OpenAI has introduced its latest generative model, GPT-4o mini, a streamlined and cost-effective version of GPT-4o. This new model is designed to be less resource-intensive and more affordable to operate, broadening its integration potential across a wider range of products.
Key Updates with GPT-4o Mini
- Broader Availability: GPT-4o mini is now accessible to users on Free, Plus, and Team tiers via the ChatGPT web and app. It will replace the older GPT-3.5 Turbo for end users starting today. ChatGPT Enterprise subscribers will gain access to GPT-4o mini next week. The previous model remains available to developers through the API until a future retirement date is announced.

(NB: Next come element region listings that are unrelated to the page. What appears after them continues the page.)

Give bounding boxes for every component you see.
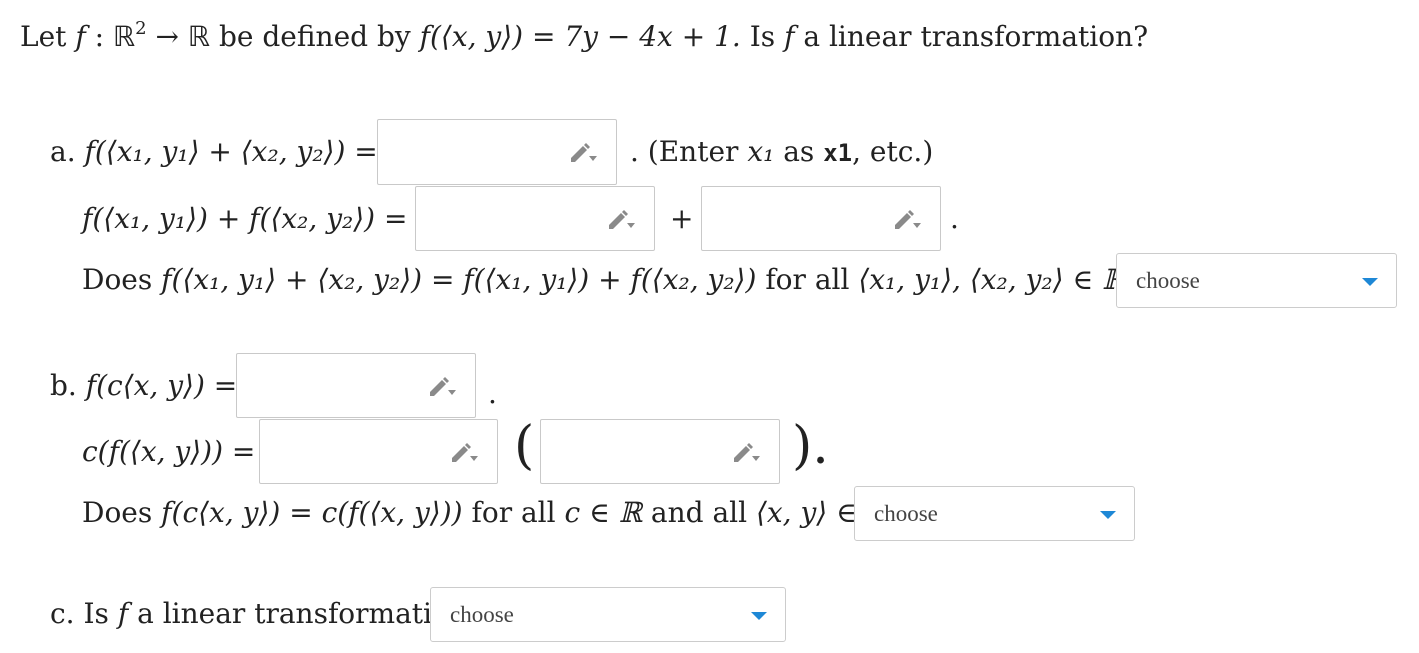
part-b-line1: b. f(c⟨x, y⟩) = [50,372,237,400]
close-paren: ). [792,416,829,476]
period-b: . [488,377,497,410]
part-b-lhs1: f(c⟨x, y⟩) = [85,369,238,402]
pencil-icon [609,209,635,229]
part-c-label: c. [50,597,75,630]
pencil-icon [452,442,478,462]
part-b-line2: c(f(⟨x, y⟩)) = [82,438,255,466]
caret-down-icon [1100,510,1116,519]
select-c[interactable]: choose [430,587,786,642]
pencil-icon [571,143,597,162]
part-b-label: b. [50,369,77,402]
answer-box-a2[interactable] [415,186,655,251]
answer-box-b1[interactable] [236,353,476,418]
part-a-lhs2: f(⟨x₁, y₁⟩) + f(⟨x₂, y₂⟩) = [82,202,408,235]
part-c-line: c. Is f a linear transformation? [50,597,482,630]
select-b-value: choose [874,500,938,526]
caret-down-icon [1362,277,1378,286]
part-a-label: a. [50,135,76,168]
pencil-icon [895,209,921,229]
select-b[interactable]: choose [854,486,1135,541]
pencil-icon [734,442,760,462]
caret-down-icon [751,611,767,620]
select-c-value: choose [450,601,514,627]
part-a-lhs1: f(⟨x₁, y₁⟩ + ⟨x₂, y₂⟩) = [84,135,378,168]
answer-box-a1[interactable] [377,119,617,185]
pencil-icon [430,376,456,396]
part-a-hint: . (Enter x₁ as x1, etc.) [630,135,934,168]
open-paren: ( [514,416,535,476]
select-a[interactable]: choose [1116,253,1397,308]
part-a-line1: a. f(⟨x₁, y₁⟩ + ⟨x₂, y₂⟩) = [50,138,378,166]
part-b-question: Does f(c⟨x, y⟩) = c(f(⟨x, y⟩)) for all c… [82,496,916,529]
answer-box-b2[interactable] [259,419,498,484]
answer-box-a3[interactable] [701,186,941,251]
select-a-value: choose [1136,267,1200,293]
part-a-line2: f(⟨x₁, y₁⟩) + f(⟨x₂, y₂⟩) = [82,205,407,233]
period-a: . [950,202,959,235]
answer-box-b3[interactable] [540,419,780,484]
part-a-question: Does f(⟨x₁, y₁⟩ + ⟨x₂, y₂⟩) = f(⟨x₁, y₁⟩… [82,263,1152,296]
plus-sign: + [670,202,694,235]
question-text: Let f : ℝ2 → ℝ be defined by f(⟨x, y⟩) =… [20,18,1149,53]
part-b-lhs2: c(f(⟨x, y⟩)) = [82,435,256,468]
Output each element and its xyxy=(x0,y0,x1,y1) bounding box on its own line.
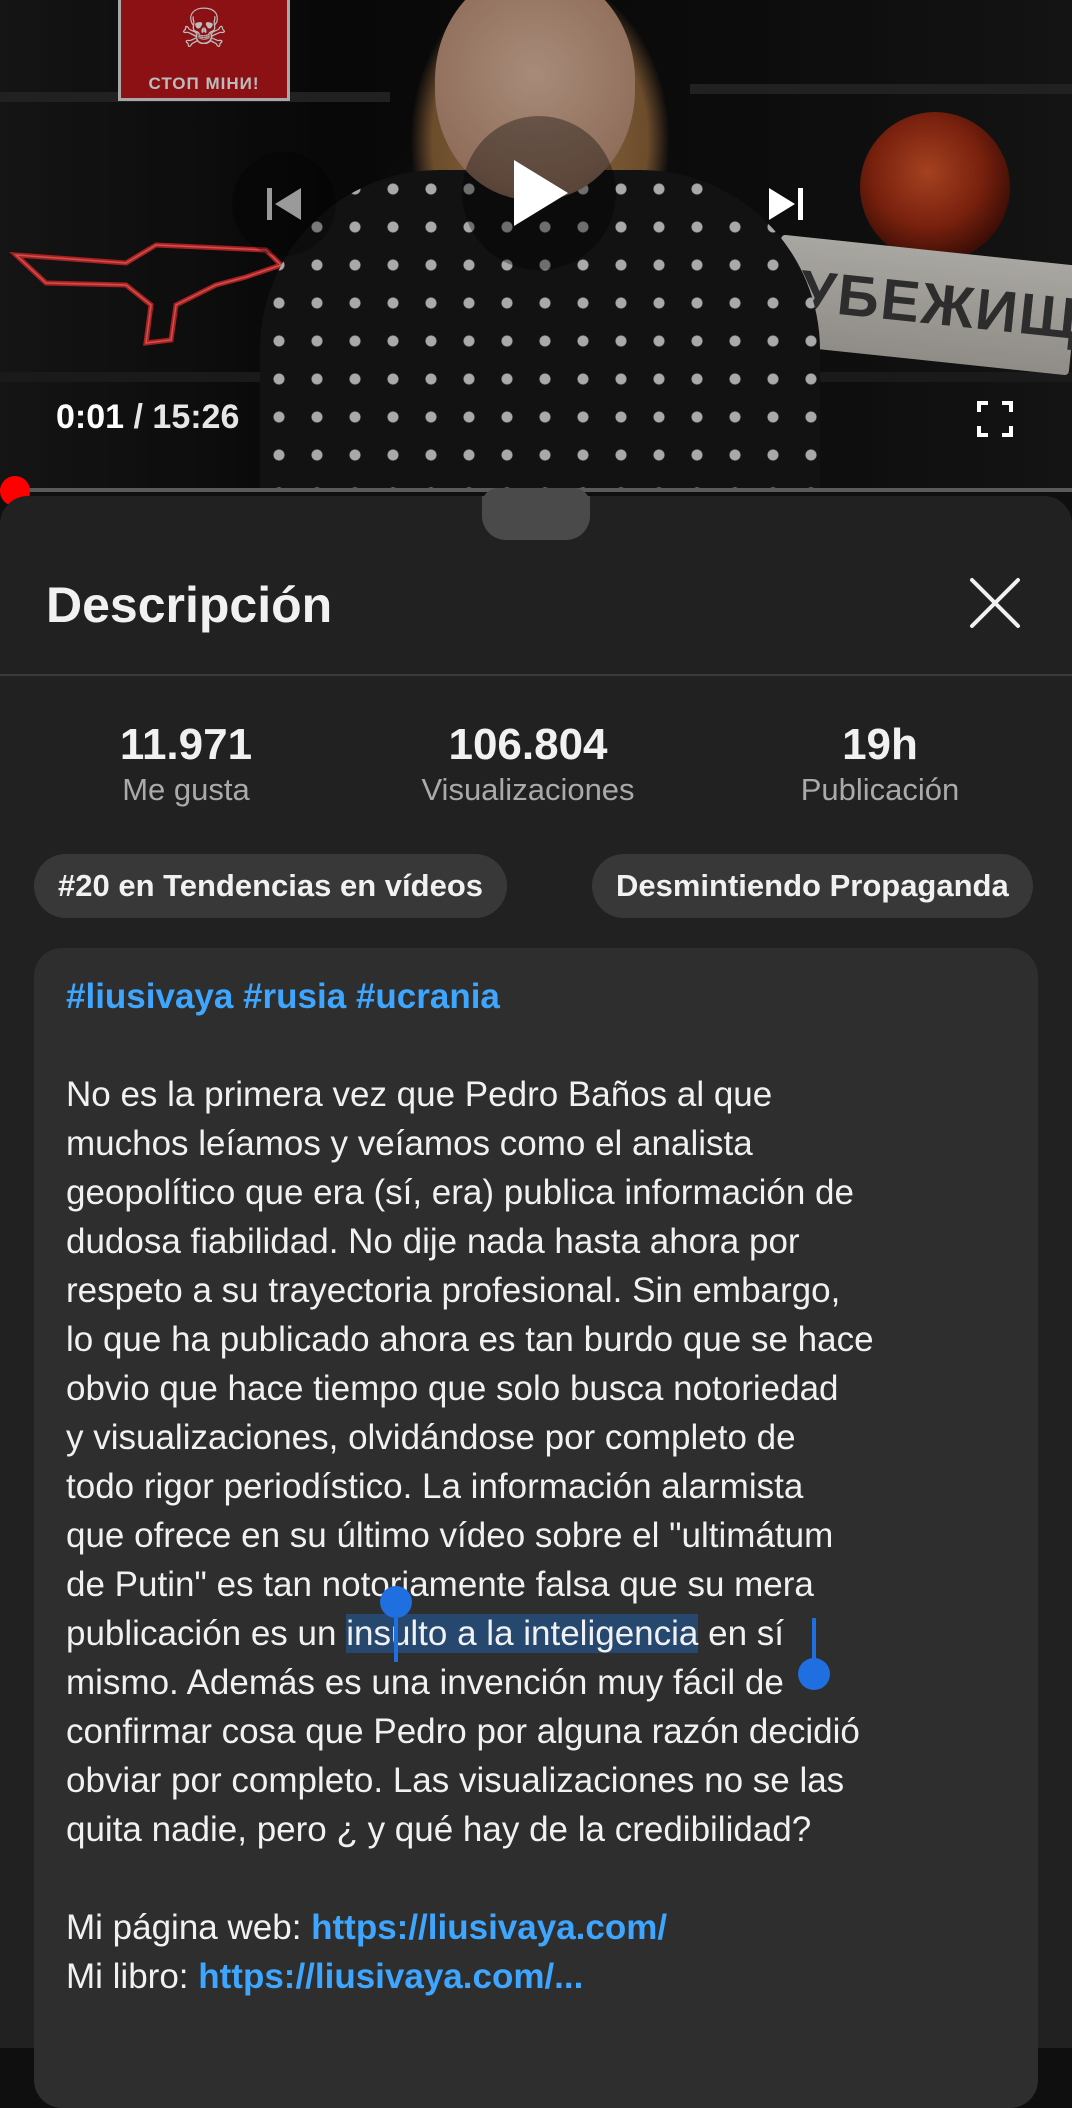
book-link[interactable]: https://liusivaya.com/... xyxy=(198,1957,583,1996)
time-display: 0:01 / 15:26 xyxy=(56,398,239,437)
description-line: mismo. Además es una invención muy fácil… xyxy=(66,1663,784,1702)
web-label: Mi página web: xyxy=(66,1908,312,1947)
time-separator: / xyxy=(124,398,153,436)
description-line: que ofrece en su último vídeo sobre el "… xyxy=(66,1516,834,1555)
play-icon xyxy=(514,160,568,226)
description-line: publicación es un insulto a la inteligen… xyxy=(66,1609,1026,1658)
stat-published: 19h Publicación xyxy=(770,720,990,810)
sheet-title: Descripción xyxy=(46,577,333,633)
description-line: quita nadie, pero ¿ y qué hay de la cred… xyxy=(66,1810,812,1849)
divider xyxy=(0,674,1072,676)
web-link[interactable]: https://liusivaya.com/ xyxy=(311,1908,667,1947)
stat-likes: 11.971 Me gusta xyxy=(86,720,286,810)
play-button[interactable] xyxy=(462,116,616,270)
description-card: #liusivaya #rusia #ucrania No es la prim… xyxy=(34,948,1038,2108)
links-block: Mi página web: https://liusivaya.com/ Mi… xyxy=(66,1903,1026,2001)
description-line: geopolítico que era (sí, era) publica in… xyxy=(66,1173,854,1212)
selection-start-bar xyxy=(394,1618,398,1662)
book-line: Mi libro: https://liusivaya.com/... xyxy=(66,1952,1026,2001)
stat-label: Visualizaciones xyxy=(421,772,635,807)
duration: 15:26 xyxy=(152,398,240,436)
next-button[interactable] xyxy=(734,152,838,256)
description-line: dudosa fiabilidad. No dije nada hasta ah… xyxy=(66,1222,800,1261)
description-line: de Putin" es tan notoriamente falsa que … xyxy=(66,1565,814,1604)
stat-views: 106.804 Visualizaciones xyxy=(388,720,668,810)
text-before-selection: publicación es un xyxy=(66,1614,347,1653)
description-line: No es la primera vez que Pedro Baños al … xyxy=(66,1075,773,1114)
hashtag-link[interactable]: #liusivaya xyxy=(66,977,233,1016)
selection-end-bar xyxy=(812,1618,816,1662)
description-line: confirmar cosa que Pedro por alguna razó… xyxy=(66,1712,860,1751)
next-icon xyxy=(769,188,803,220)
description-line: respeto a su trayectoria profesional. Si… xyxy=(66,1271,841,1310)
description-line: lo que ha publicado ahora es tan burdo q… xyxy=(66,1320,874,1359)
stat-label: Me gusta xyxy=(122,772,250,807)
hashtags: #liusivaya #rusia #ucrania xyxy=(66,972,1026,1021)
description-line: muchos leíamos y veíamos como el analist… xyxy=(66,1124,753,1163)
hashtag-link[interactable]: #rusia xyxy=(243,977,346,1016)
close-icon[interactable] xyxy=(966,574,1024,632)
book-label: Mi libro: xyxy=(66,1957,199,1996)
description-text: #liusivaya #rusia #ucrania No es la prim… xyxy=(66,972,1026,2001)
description-line: todo rigor periodístico. La información … xyxy=(66,1467,804,1506)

- Enhanced Performance: GPT-4o mini features an 82% score on the MMLU reasoning benchmark, outperforming competitors like Gemini 1.5 Flash and Claude 3 Haiku by 3% and 7%, respectively. However, it falls short of the highest MMLU benchmark, held by Google’s Gemini Ultra with a score of 90%.
- Cost Efficiency: The new model is reported to be 60% cheaper to operate compared to GPT-3.5 Turbo. Developers will pay 15 cents per million input tokens and 60 cents per million output tokens. OpenAI positions GPT-4o mini as “the most capable and cost-efficient small model available today.”
- Use Case and Capabilities: GPT-4o mini is ideal for tasks that do not require the full capabilities of a larger model. It excels in performing simpler, high-volume tasks more efficiently. It maintains the same context window size of 128,000 tokens as the full-size model and has the same knowledge cutoff date of October 2023. While the model API currently supports text and vision capabilities, audio and video features are expected to be added in the future.
- Model Transition: For users of the free version, reaching usage limits on GPT-4o will now result in being downgraded to GPT-4o mini rather than GPT-3.5 Turbo, providing an improved experience for non-subscribers.
The release of GPT-4o mini follows OpenAI’s recent update on its anticipated Voice Mode, with a smaller alpha release expected in late July and a broader rollout scheduled for fall.